= Variations on a Theme of Corelli =

1931 set of variations by Sergei Rachmaninoff

Variations on a Theme of Corelli (Вариации на тему А. Корелли, Variatsii na temu A. Korelli), Op. 42, is a set of variations for solo piano, written in 1931 by the Russian composer Sergei Rachmaninoff. He composed the variations at his holiday home in Switzerland.

The theme is La Folia, which was not in fact composed by Arcangelo Corelli, but was used by him in 1700 as the basis for 23 variations in his Sonata for violin and continuo (violone or harpsichord) in D minor, Op. 5, No. 12. La Folia was popular as a basis for variations in Baroque music. Franz Liszt used the same theme in his Rhapsodie espagnole S. 254 (1863).

Rachmaninoff dedicated the work to his friend the violinist Fritz Kreisler. He wrote to another friend, the composer Nikolai Medtner, on 21 December 1931:
 I've played the Variations about fifteen times, but of these fifteen performances only one was good. The others were sloppy. I can't play my own compositions! And it's so boring! Not once have I played these all in continuity. I was guided by the coughing of the audience. Whenever the coughing would increase, I would skip the next variation. Whenever there was no coughing, I would play them in proper order. In one concert, I don't remember where - some small town - the coughing was so violent that I played only ten variations (out of 20). My best record was set in New York, where I played 18 variations. However, I hope that you will play all of them, and won't "cough".

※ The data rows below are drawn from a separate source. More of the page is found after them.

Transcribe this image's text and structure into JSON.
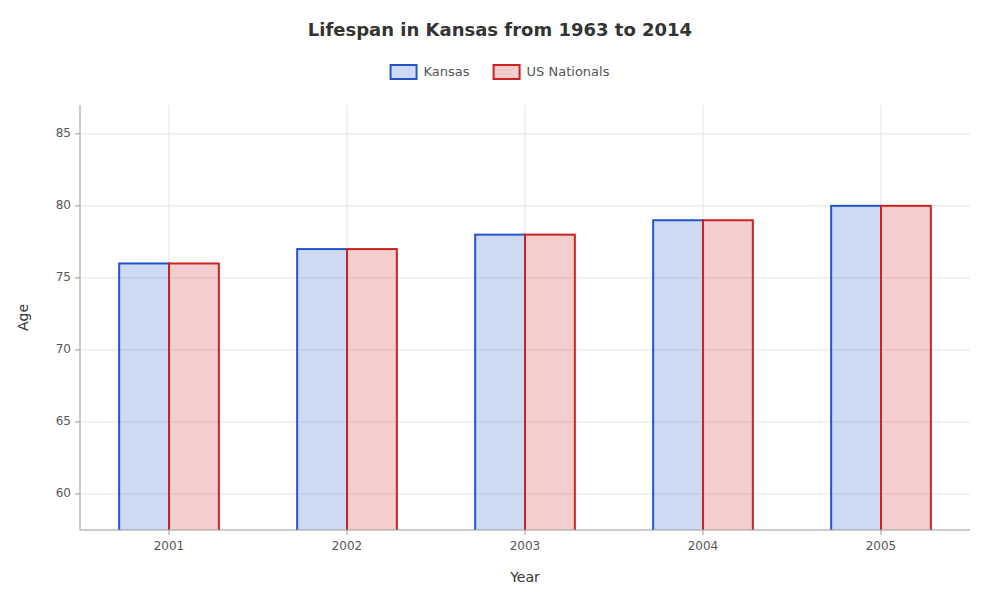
{
  "chart_data": {
    "type": "bar",
    "title": "Lifespan in Kansas from 1963 to 2014",
    "xlabel": "Year",
    "ylabel": "Age",
    "categories": [
      "2001",
      "2002",
      "2003",
      "2004",
      "2005"
    ],
    "series": [
      {
        "name": "Kansas",
        "color": "#2255cc",
        "values": [
          76.0,
          77.0,
          78.0,
          79.0,
          80.0
        ]
      },
      {
        "name": "US Nationals",
        "color": "#cc2222",
        "values": [
          76.0,
          77.0,
          78.0,
          79.0,
          80.0
        ]
      }
    ],
    "ylim": [
      57.5,
      87
    ],
    "yticks": [
      60,
      65,
      70,
      75,
      80,
      85
    ],
    "grid": true,
    "legend": "top"
  }
}
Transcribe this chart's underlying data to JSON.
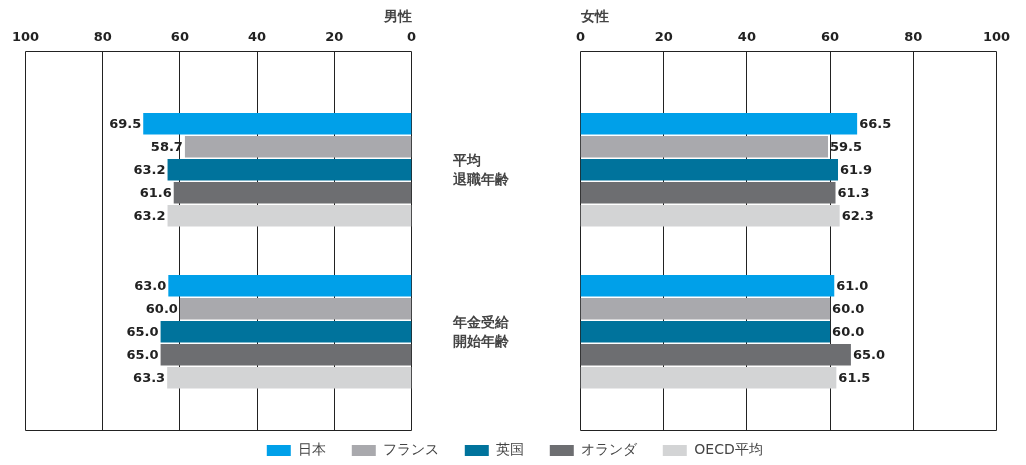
{
  "chart_data": [
    {
      "type": "bar",
      "orientation": "horizontal",
      "title": "男性",
      "categories": [
        "平均退職年齢",
        "年金受給開始年齢"
      ],
      "xlim": [
        100,
        0
      ],
      "xticks": [
        0,
        20,
        40,
        60,
        80,
        100
      ],
      "grid": "x",
      "legend": false,
      "series": [
        {
          "color": "#00a0e9",
          "values": [
            69.5,
            63.0
          ],
          "value_labels": [
            "69.5",
            "63.0"
          ]
        },
        {
          "color": "#a9a9ad",
          "values": [
            58.7,
            60.0
          ],
          "value_labels": [
            "58.7",
            "60.0"
          ]
        },
        {
          "color": "#00739c",
          "values": [
            63.2,
            65.0
          ],
          "value_labels": [
            "63.2",
            "65.0"
          ]
        },
        {
          "color": "#6d6e71",
          "values": [
            61.6,
            65.0
          ],
          "value_labels": [
            "61.6",
            "65.0"
          ]
        },
        {
          "color": "#d3d4d5",
          "values": [
            63.2,
            63.3
          ],
          "value_labels": [
            "63.2",
            "63.3"
          ]
        }
      ]
    },
    {
      "type": "bar",
      "orientation": "horizontal",
      "title": "女性",
      "categories": [
        "平均退職年齢",
        "年金受給開始年齢"
      ],
      "xlim": [
        0,
        100
      ],
      "xticks": [
        0,
        20,
        40,
        60,
        80,
        100
      ],
      "grid": "x",
      "legend": "bottom",
      "tick_labels": "x",
      "series": [
        {
          "name": "日本",
          "color": "#00a0e9",
          "values": [
            66.5,
            61.0
          ],
          "value_labels": [
            "66.5",
            "61.0"
          ]
        },
        {
          "name": "フランス",
          "color": "#a9a9ad",
          "values": [
            59.5,
            60.0
          ],
          "value_labels": [
            "59.5",
            "60.0"
          ]
        },
        {
          "name": "英国",
          "color": "#00739c",
          "values": [
            61.9,
            60.0
          ],
          "value_labels": [
            "61.9",
            "60.0"
          ]
        },
        {
          "name": "オランダ",
          "color": "#6d6e71",
          "values": [
            61.3,
            65.0
          ],
          "value_labels": [
            "61.3",
            "65.0"
          ]
        },
        {
          "name": "OECD平均",
          "color": "#d3d4d5",
          "values": [
            62.3,
            61.5
          ],
          "value_labels": [
            "62.3",
            "61.5"
          ]
        }
      ]
    }
  ]
}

Rachmaninoff recorded many of his own works, but this piece wasn't one of them.

==Structure==
The Theme is followed by 20 variations, an Intermezzo between variations 13 and 14, and a Coda to finish. All variations are in D minor except where noted.

- Theme. Andante
- Variation 1. Poco piu mosso
- Variation 2. L'istesso tempo
- Variation 3. Tempo di Minuetto
- Variation 4. Andante
- Variation 5. Allegro (ma non tanto)
- Variation 6. L'istesso tempo
- Variation 7. Vivace
- Variation 8. Adagio misterioso
- Variation 9. Un poco piu mosso
- Variation 10. Allegro scherzando
- Variation 11. Allegro vivace
- Variation 12. L'istesso tempo
- Variation 13. Agitato
- Intermezzo
- Variation 14. Andante (come prima) (D♭ major)
- Variation 15. L'istesso tempo (D♭ major)
- Variation 16. Allegro vivace
- Variation 17. Meno mosso
- Variation 18. Allegro con brio
- Variation 19. Piu mosso. Agitato
- Variation 20. Piu mosso
- Coda. Andante
Rachmaninoff noted in the score that variations 11, 12, and 19 could be omitted at the performer’s discretion.